Department of Medicine, College of Medicine, Qassim University, Buraydah 52571, Saudi Arabia.
Cancers (Basel). 2022 Jun 21;14(13):3055. doi: 10.3390/cancers14133055.
This study assesses the survival in patients undergoing metastasectomy for leiomyosarcoma (LMS) and compares the outcomes by the site of metastasectomy. We conducted a systematic review and pooled survival analysis of patients undergoing metastasectomy for LMS. Survival was compared between sites of metastasectomy. We identified 23 studies including 573 patients undergoing metastasectomy for LMS. The pooled median survival was 59.6 months (95% CI 33.3 to 66.0). The pooled median survival was longest for lung metastasectomy (72.8 months 95% CI 63.0 to 82.5), followed by liver (34.8 months 95% CI 22.3 to 47.2), spine (14.1 months 95% CI 8.6 to 19.7), and brain (14 months 95% CI 6.7 to 21.3). Two studies compared the survival outcomes between patients who did, versus who did not undergo metastasectomy; both demonstrated a significantly improved survival with metastasectomy. We conclude that surgery is currently being utilized for LMS metastases to the lung, liver, spine, and brain with acceptable survival. Although low quality, comparative studies support a survival benefit with metastasectomy. In the absence of randomized studies, it is impossible to determine whether the survival benefit associated with metastasectomy is due to careful patient selection rather than a surgical advantage; limited data were included about patient selection.

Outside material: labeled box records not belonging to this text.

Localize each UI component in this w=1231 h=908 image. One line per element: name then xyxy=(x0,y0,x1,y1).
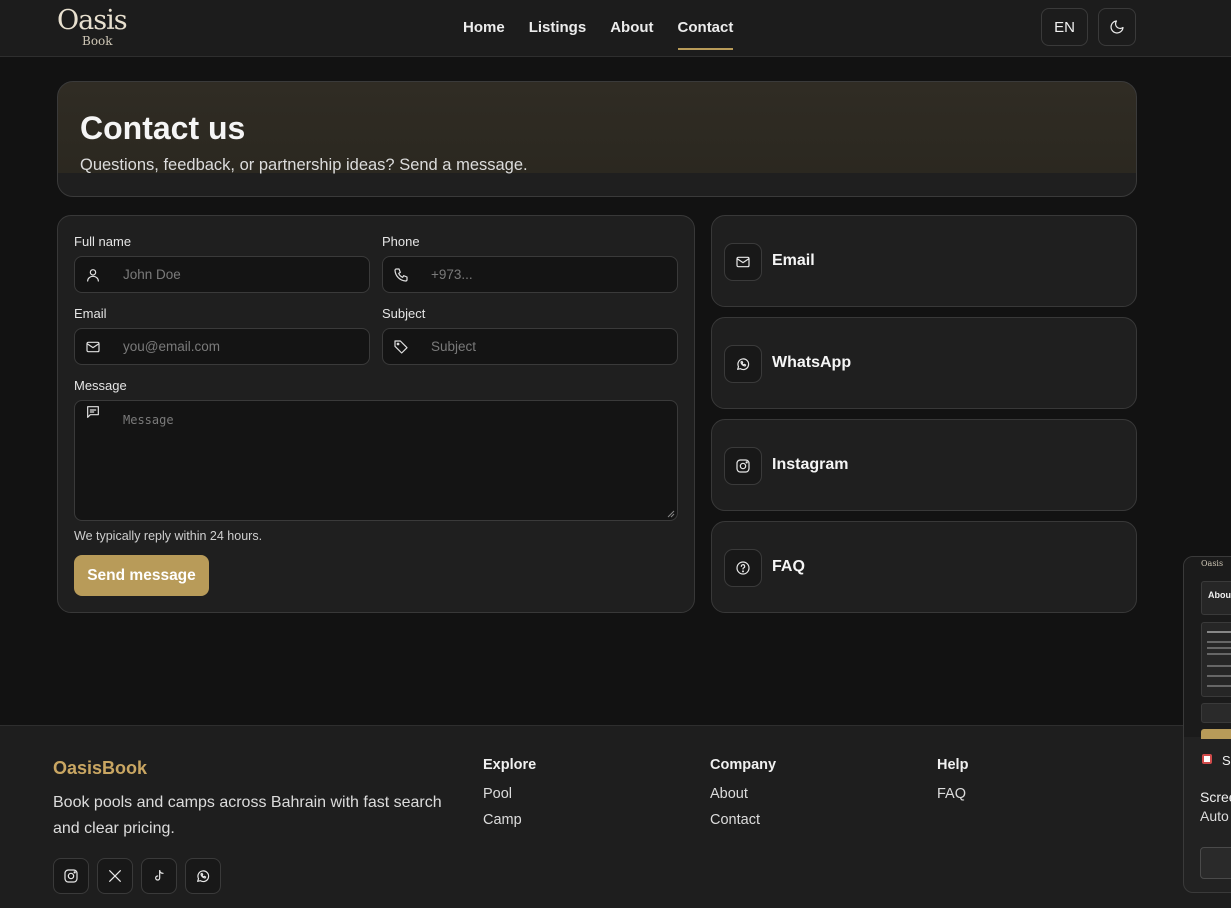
message-textarea[interactable]: Message xyxy=(74,400,678,521)
footer-help-title: Help xyxy=(937,757,969,773)
preview-action-button[interactable] xyxy=(1200,847,1231,879)
contact-form: Full name John Doe Phone +973... Email y… xyxy=(57,215,695,613)
footer-explore-title: Explore xyxy=(483,757,537,773)
phone-field[interactable]: +973... xyxy=(382,256,678,293)
footer-link-camp[interactable]: Camp xyxy=(483,812,536,828)
reply-hint: We typically reply within 24 hours. xyxy=(74,529,263,543)
footer-link-pool[interactable]: Pool xyxy=(483,786,536,802)
message-label: Message xyxy=(74,378,127,393)
whatsapp-link[interactable] xyxy=(185,858,221,894)
preview-accent-button xyxy=(1201,729,1231,739)
full-name-label: Full name xyxy=(74,234,132,249)
email-channel-card[interactable]: Email xyxy=(711,215,1137,307)
screenshot-preview-popup[interactable]: Oasis Abou S Scree Auto xyxy=(1183,556,1231,893)
tiktok-link[interactable] xyxy=(141,858,177,894)
full-name-field[interactable]: John Doe xyxy=(74,256,370,293)
full-name-placeholder: John Doe xyxy=(123,267,181,282)
whatsapp-channel-icon-box xyxy=(724,345,762,383)
faq-channel-icon-box xyxy=(724,549,762,587)
faq-channel-card[interactable]: FAQ xyxy=(711,521,1137,613)
preview-thumbnail[interactable]: Oasis Abou xyxy=(1184,557,1231,739)
preview-card: Abou xyxy=(1201,581,1231,615)
preview-app-name: S xyxy=(1222,753,1231,768)
preview-card-title: Abou xyxy=(1208,590,1231,600)
nav-contact[interactable]: Contact xyxy=(677,0,733,57)
nav-home[interactable]: Home xyxy=(463,0,505,57)
tag-icon xyxy=(394,340,408,354)
instagram-channel-icon-box xyxy=(724,447,762,485)
preview-button xyxy=(1201,703,1231,723)
footer-company-title: Company xyxy=(710,757,777,773)
subject-label: Subject xyxy=(382,306,426,321)
instagram-icon xyxy=(64,869,78,883)
snipping-tool-icon xyxy=(1202,754,1212,764)
whatsapp-channel-label: WhatsApp xyxy=(772,354,852,371)
mail-icon xyxy=(86,341,100,353)
preview-logo: Oasis xyxy=(1201,559,1224,568)
instagram-icon xyxy=(736,459,750,473)
footer-help-column: Help FAQ xyxy=(937,757,968,812)
email-field[interactable]: you@email.com xyxy=(74,328,370,365)
resize-handle-icon[interactable] xyxy=(667,510,675,518)
footer-brand: OasisBook xyxy=(53,758,148,778)
tiktok-icon xyxy=(155,870,164,881)
send-message-button[interactable]: Send message xyxy=(74,555,209,596)
message-icon xyxy=(87,406,99,418)
x-icon xyxy=(109,870,121,882)
mail-icon xyxy=(736,256,750,268)
whatsapp-icon xyxy=(197,870,210,883)
whatsapp-icon xyxy=(737,358,750,371)
subject-field[interactable]: Subject xyxy=(382,328,678,365)
footer-link-contact[interactable]: Contact xyxy=(710,812,776,828)
x-link[interactable] xyxy=(97,858,133,894)
whatsapp-channel-card[interactable]: WhatsApp xyxy=(711,317,1137,409)
email-label: Email xyxy=(74,306,107,321)
instagram-link[interactable] xyxy=(53,858,89,894)
email-channel-label: Email xyxy=(772,252,815,269)
instagram-channel-label: Instagram xyxy=(772,456,849,473)
logo[interactable]: Oasis Book xyxy=(57,6,137,50)
instagram-channel-card[interactable]: Instagram xyxy=(711,419,1137,511)
theme-toggle-button[interactable] xyxy=(1098,8,1136,46)
phone-placeholder: +973... xyxy=(431,267,473,282)
footer-tagline: Book pools and camps across Bahrain with… xyxy=(53,794,442,837)
logo-sub: Book xyxy=(82,34,113,48)
page-title: Contact us xyxy=(80,110,246,146)
top-navbar: Oasis Book Home Listings About Contact E… xyxy=(0,0,1231,57)
subject-placeholder: Subject xyxy=(431,339,477,354)
moon-icon xyxy=(1110,20,1124,34)
language-button[interactable]: EN xyxy=(1041,8,1088,46)
footer-link-about[interactable]: About xyxy=(710,786,776,802)
logo-main: Oasis xyxy=(57,5,128,36)
nav-about[interactable]: About xyxy=(610,0,653,57)
main-nav: Home Listings About Contact xyxy=(463,0,733,57)
email-placeholder: you@email.com xyxy=(123,339,220,354)
phone-label: Phone xyxy=(382,234,420,249)
contact-hero: Contact us Questions, feedback, or partn… xyxy=(57,81,1137,197)
help-circle-icon xyxy=(736,561,750,575)
preview-content-card xyxy=(1201,622,1231,697)
footer-company-column: Company About Contact xyxy=(710,757,776,838)
footer-explore-column: Explore Pool Camp xyxy=(483,757,536,838)
social-links xyxy=(53,858,221,894)
message-placeholder: Message xyxy=(123,413,174,427)
faq-channel-label: FAQ xyxy=(772,558,805,575)
preview-line-1: Scree xyxy=(1200,789,1231,805)
footer-link-faq[interactable]: FAQ xyxy=(937,786,968,802)
email-channel-icon-box xyxy=(724,243,762,281)
user-icon xyxy=(87,269,99,282)
page-subtitle: Questions, feedback, or partnership idea… xyxy=(80,156,528,174)
preview-line-2: Auto xyxy=(1200,808,1229,824)
phone-icon xyxy=(394,268,408,282)
site-footer: OasisBook Book pools and camps across Ba… xyxy=(0,725,1231,908)
nav-listings[interactable]: Listings xyxy=(529,0,587,57)
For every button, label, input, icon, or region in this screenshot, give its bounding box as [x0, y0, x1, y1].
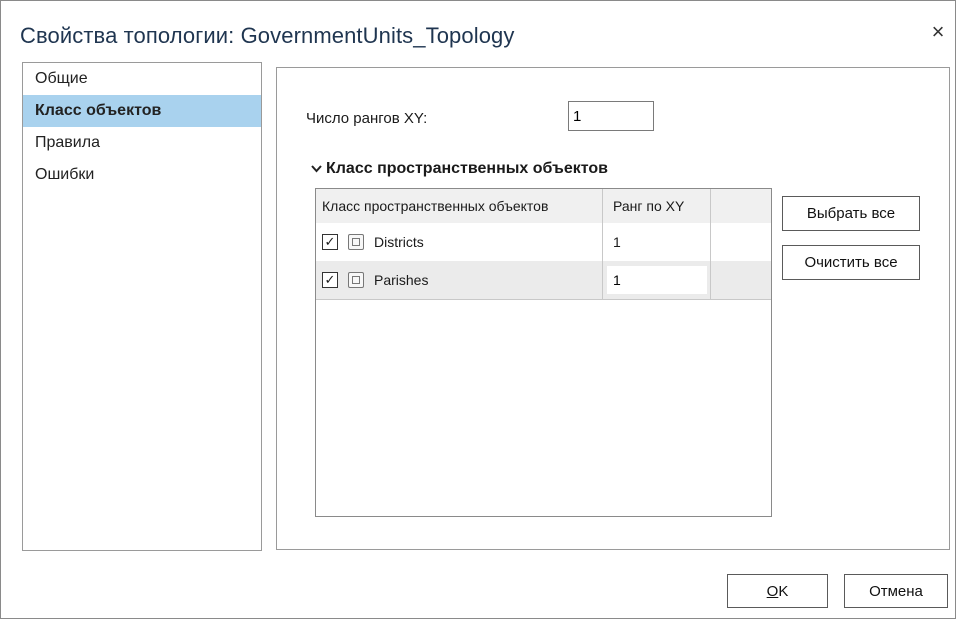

本研究评估了接受平滑肌肉瘤(LMS)转移灶切除术患者的生存率,并比较了不同转移灶切除部位的预后情况。我们对接受LMS转移灶切除术的患者进行了系统评价和汇总生存分析。比较了不同转移灶切除部位的生存率。我们纳入了23项研究,共573例接受LMS转移灶切除术的患者。汇总后的中位生存期为59.6个月(95%可信区间33.3至66.0)。肺转移灶切除术的汇总中位生存期最长(72.8个月,95%可信区间63.0至82.5),其次是肝转移灶切除术(34.8个月,95%可信区间22.3至47.2)、脊柱转移灶切除术(14.1个月,95%可信区间8.6至19.7)和脑转移灶切除术(14个月,95%可信区间6.7至21.3)。两项研究比较了接受与未接受转移灶切除术患者的生存结局;两者均显示转移灶切除术可显著提高生存率。我们得出结论,目前手术可用于LMS转移至肺、肝、脊柱和脑的患者,其生存率尚可接受。尽管研究质量较低,但比较性研究支持转移灶切除术具有生存获益。由于缺乏随机对照研究,无法确定与转移灶切除术相关的生存获益是由于仔细的患者选择而非手术优势;关于患者选择的资料有限。